Poprawia się stan zdrowia żołnierzy rannych w ataku talibów na polską bazę w afgańskiej prowincji Ghazni. Reporter RMF FM Krzysztof Zasada dowiedział się w dowództwie polskiego kontyngentu, że większość poszkodowanych wróciła już do służby. Stan najciężej rannych nadal jest stabilny, a ich życiu nic nie grozi.

Do ataku na bazę w Ghazni doszło wczoraj wczesnym popołudniem czasu polskiego. Uzbrojeni talibowie wjechali w mur ciężarówką wyładowaną materiałami wybuchowymi. Przez wyrwę, która powstała w momencie eksplozji, wdarli się do środka. Wywiązała się ostra strzelanina - w sumie rannych zostało 10 Polaków. Jeden - ciężko ranny - stan stabilny, dwóch - średnio i siedmiu lekko rannych - informował później na Twitterze szef MON Tomasz Siemoniak.

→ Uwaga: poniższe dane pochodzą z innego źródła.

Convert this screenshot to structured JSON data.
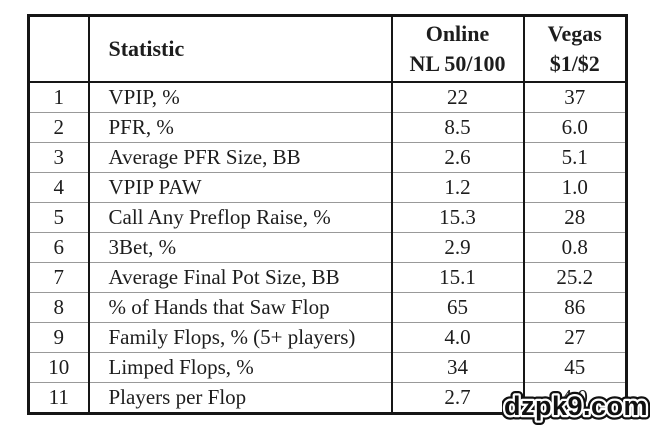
{
  "colors": {
    "background": "#ffffff",
    "table_border": "#161616",
    "row_divider": "#999999",
    "text": "#1d1d1d",
    "watermark_fill": "#101010",
    "watermark_outline": "#ffffff"
  },
  "table": {
    "header": {
      "corner": "",
      "statistic": "Statistic",
      "online": [
        "Online",
        "NL 50/100"
      ],
      "vegas": [
        "Vegas",
        "$1/$2"
      ]
    },
    "rows": [
      {
        "num": "1",
        "stat": "VPIP, %",
        "online": "22",
        "vegas": "37"
      },
      {
        "num": "2",
        "stat": "PFR, %",
        "online": "8.5",
        "vegas": "6.0"
      },
      {
        "num": "3",
        "stat": "Average PFR Size, BB",
        "online": "2.6",
        "vegas": "5.1"
      },
      {
        "num": "4",
        "stat": "VPIP PAW",
        "online": "1.2",
        "vegas": "1.0"
      },
      {
        "num": "5",
        "stat": "Call Any Preflop Raise, %",
        "online": "15.3",
        "vegas": "28"
      },
      {
        "num": "6",
        "stat": "3Bet, %",
        "online": "2.9",
        "vegas": "0.8"
      },
      {
        "num": "7",
        "stat": "Average Final Pot Size, BB",
        "online": "15.1",
        "vegas": "25.2"
      },
      {
        "num": "8",
        "stat": "% of Hands that Saw Flop",
        "online": "65",
        "vegas": "86"
      },
      {
        "num": "9",
        "stat": "Family Flops, % (5+ players)",
        "online": "4.0",
        "vegas": "27"
      },
      {
        "num": "10",
        "stat": "Limped Flops, %",
        "online": "34",
        "vegas": "45"
      },
      {
        "num": "11",
        "stat": "Players per Flop",
        "online": "2.7",
        "vegas": "4.0"
      }
    ]
  },
  "watermark": {
    "text": "dzpk9.com"
  },
  "chart_data": {
    "type": "table",
    "columns": [
      "#",
      "Statistic",
      "Online NL 50/100",
      "Vegas $1/$2"
    ],
    "rows": [
      [
        "1",
        "VPIP, %",
        "22",
        "37"
      ],
      [
        "2",
        "PFR, %",
        "8.5",
        "6.0"
      ],
      [
        "3",
        "Average PFR Size, BB",
        "2.6",
        "5.1"
      ],
      [
        "4",
        "VPIP PAW",
        "1.2",
        "1.0"
      ],
      [
        "5",
        "Call Any Preflop Raise, %",
        "15.3",
        "28"
      ],
      [
        "6",
        "3Bet, %",
        "2.9",
        "0.8"
      ],
      [
        "7",
        "Average Final Pot Size, BB",
        "15.1",
        "25.2"
      ],
      [
        "8",
        "% of Hands that Saw Flop",
        "65",
        "86"
      ],
      [
        "9",
        "Family Flops, % (5+ players)",
        "4.0",
        "27"
      ],
      [
        "10",
        "Limped Flops, %",
        "34",
        "45"
      ],
      [
        "11",
        "Players per Flop",
        "2.7",
        "4.0"
      ]
    ]
  }
}
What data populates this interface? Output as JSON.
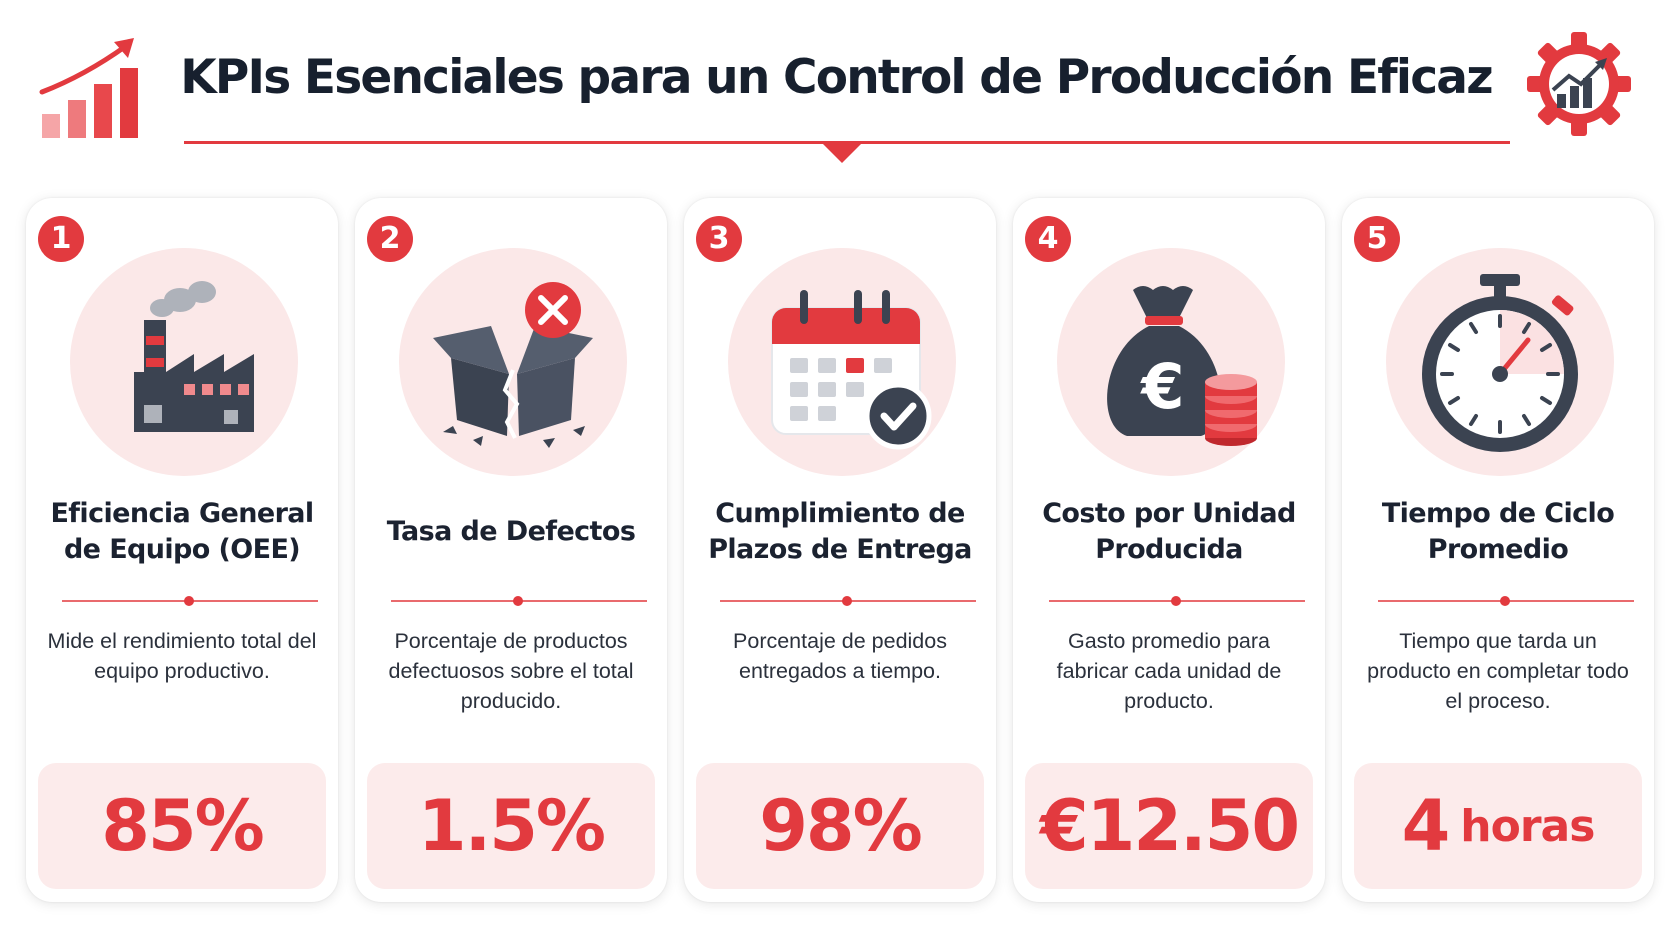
{
  "header": {
    "title": "KPIs Esenciales para un Control de Producción Eficaz",
    "left_icon": "growth-bar-chart-icon",
    "right_icon": "gear-chart-icon"
  },
  "colors": {
    "accent": "#e23a3f",
    "dark": "#3b4351",
    "soft": "#fbe8e8",
    "text": "#1f2430"
  },
  "cards": [
    {
      "number": "1",
      "icon": "factory-icon",
      "title": "Eficiencia General de Equipo (OEE)",
      "description": "Mide el rendimiento total del equipo productivo.",
      "value": "85%",
      "unit": ""
    },
    {
      "number": "2",
      "icon": "broken-box-icon",
      "title": "Tasa de Defectos",
      "description": "Porcentaje de productos defectuosos sobre el total producido.",
      "value": "1.5%",
      "unit": ""
    },
    {
      "number": "3",
      "icon": "calendar-check-icon",
      "title": "Cumplimiento de Plazos de Entrega",
      "description": "Porcentaje de pedidos entregados a tiempo.",
      "value": "98%",
      "unit": ""
    },
    {
      "number": "4",
      "icon": "money-bag-euro-icon",
      "title": "Costo por Unidad Producida",
      "description": "Gasto promedio para fabricar cada unidad de producto.",
      "value": "€12.50",
      "unit": ""
    },
    {
      "number": "5",
      "icon": "stopwatch-icon",
      "title": "Tiempo de Ciclo Promedio",
      "description": "Tiempo que tarda un producto en completar todo el proceso.",
      "value": "4",
      "unit": "horas"
    }
  ]
}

W potyczce zginął amerykański żołnierz, a - według światowych agencji - także sześciu Afgańczyków: czterech cywilów i dwóch policjantów. Ranne zostały 34 osoby, w tym dwie kobiety i ośmioro dzieci.

Ostatecznie polskim żołnierzom udało się schwytać lub zabić wszystkich rebeliantów.

"Żołnierze regularnie ćwiczą takie scenariusze"

Według gen. bryg. Sławomira Wojciechowskiego, który w 2011 roku dowodził IX zmianą polskiego kontyngentu ISAF, odparcie ataku było skuteczne, a reakcja żołnierzy "szybka i zdecydowana" dzięki temu, że regularnie ćwiczą oni takie scenariusze. Ważne są trening, procedury, właściwe odruchy. Każdy żołnierz ma wyznaczone miejsce, wie, co ma robić, kto jest dowódcą którego odcinka, jak przebiega informowanie, co robią medycy, logistycy. Ci, którzy nie są zaangażowani, jak cywile, chowają się do schronów. To jest regularnie trenowane - mówił Wojciechowski.

Podkreślił, że "stan alarmu nie kończy się z chwilą zażegnania ataku - podwyższona gotowość jest podtrzymywana, bo zawsze jest możliwość powtórzenia ataku w innym miejscu".